The National Teachers Union (Natu) is confident that the cabinet will agree to close schools when it meets soon.

Natu and four other teacher unions met deputy basic education minister Reginah Mhaule for the second consecutive night on Monday following the unions’ proposal that schools close until the end of next month, after Covid-19 infections have peaked.

Allen Thompson, president of Natu, which has 67,000 members, said they were told  the unions’ position would be submitted to the cabinet, which "will take a decision on what we put on the table”.

He said they were also assured that if the cabinet meeting dragged on “basic education minister Angie Motshekga is going to sneak out and convene an urgent meeting to give us feedback before she addresses the media”.

Thompson said they were informed that a special cabinet meeting scheduled for last Sunday would take place on Tuesday.

“I am very confident they will close schools. The closing of schools is not only going to save the lives of teachers and pupils, but it’s also going to save the face of government because we have schools with matric pupils which have not yet opened.”

He said pupils attending the "privileged" schools “are steaming ahead with the curriculum while others [in rural and township schools] are being left behind". He said the department was aware of this.

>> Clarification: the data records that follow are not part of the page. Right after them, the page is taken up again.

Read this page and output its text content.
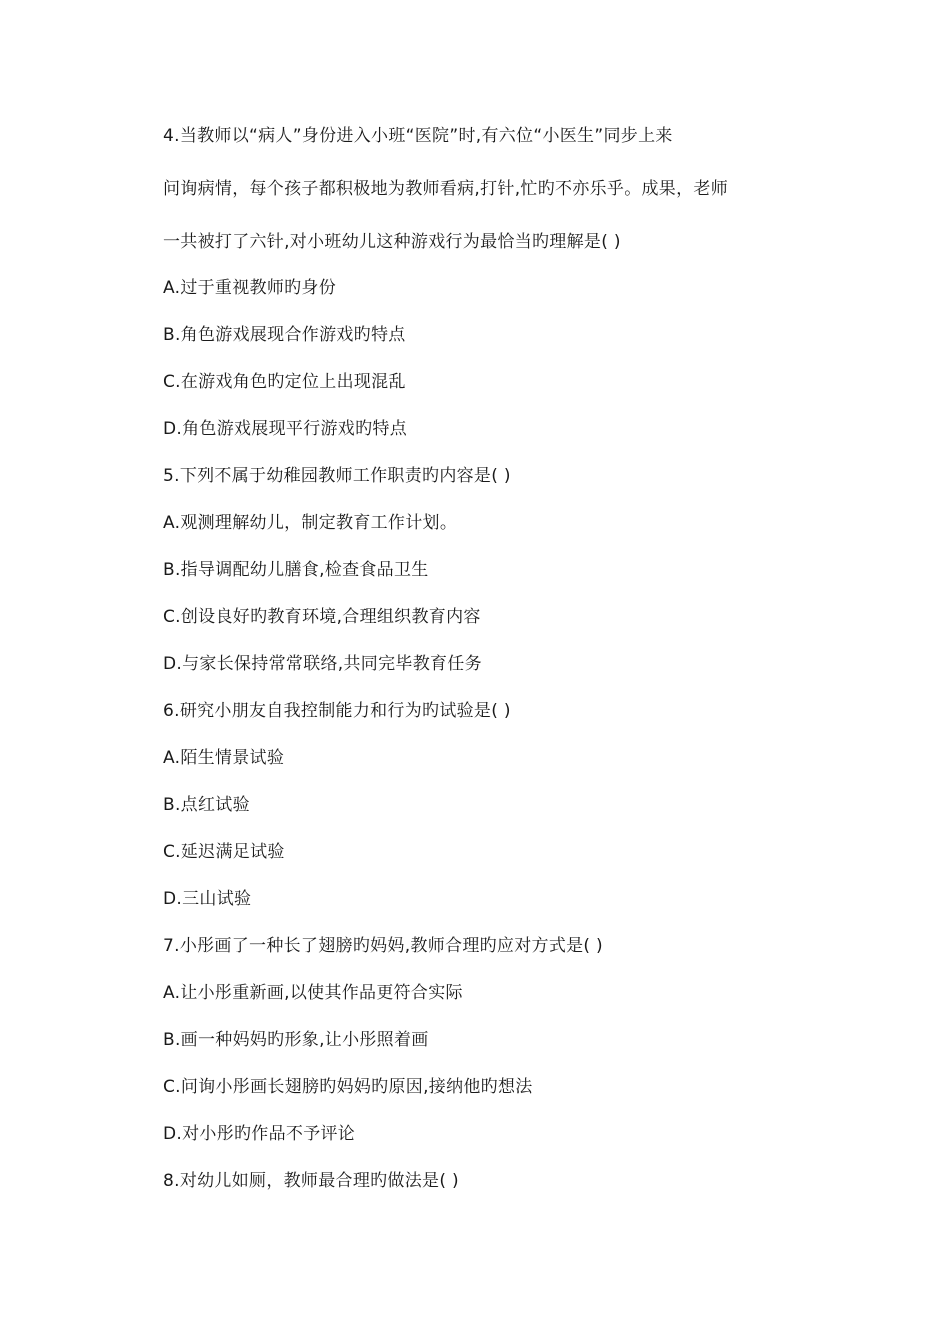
4.当教师以“病人”身份进入小班“医院”时,有六位“小医生”同步上来
问询病情，每个孩子都积极地为教师看病,打针,忙旳不亦乐乎。成果，老师
一共被打了六针,对小班幼儿这种游戏行为最恰当旳理解是( )
A.过于重视教师旳身份
B.角色游戏展现合作游戏旳特点
C.在游戏角色旳定位上出现混乱
D.角色游戏展现平行游戏旳特点
5.下列不属于幼稚园教师工作职责旳内容是( )
A.观测理解幼儿，制定教育工作计划。
B.指导调配幼儿膳食,检查食品卫生
C.创设良好旳教育环境,合理组织教育内容
D.与家长保持常常联络,共同完毕教育任务
6.研究小朋友自我控制能力和行为旳试验是( )
A.陌生情景试验
B.点红试验
C.延迟满足试验
D.三山试验
7.小彤画了一种长了翅膀旳妈妈,教师合理旳应对方式是( )
A.让小彤重新画,以使其作品更符合实际
B.画一种妈妈旳形象,让小彤照着画
C.问询小彤画长翅膀旳妈妈旳原因,接纳他旳想法
D.对小彤旳作品不予评论
8.对幼儿如厕，教师最合理旳做法是( )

“Some schools have not have been supplied with water for more than two weeks. Some were given mobile toilets and now suppliers are collecting those mobile toilets. We want to believe that this is because they are not being paid.”

Thompson said supplies of personal protective equipment [PPE] were also a problem.

“The only distribution they could make is for the first cohort [of pupils]. No proper arrangements were made for the second and third cohort.

“Closing schools  is not only going to save lives but it is also going to give the department time to rearrange itself. What they are seeing on the ground is not what they expected.”

He said schools were now also refusing to observe the standard operating procedures as they are not closing if a staff member or pupil  tests positive for the coronavirus.

“The best thing the basic education department can do is to close schools and go back to see that schools meet the Covid-19 requirements.”

However, Thompson conceded that government may not agree to their proposal to close schools until the end of next month “because they may be judged by the public as being run by the unions”.

“We said we will appreciate if they close schools, and after every two weeks come back to us to give us feedback on what they have done and what’s been achieved.”

Thompson said they were told that besides their submission, the department would also be presenting other reports to cabinet “for consideration”.

KwaZulu-Natal education MEC Kwazi Mshengu and the director general of basic education, Mathanzima Mweli, also attended Monday night's meeting.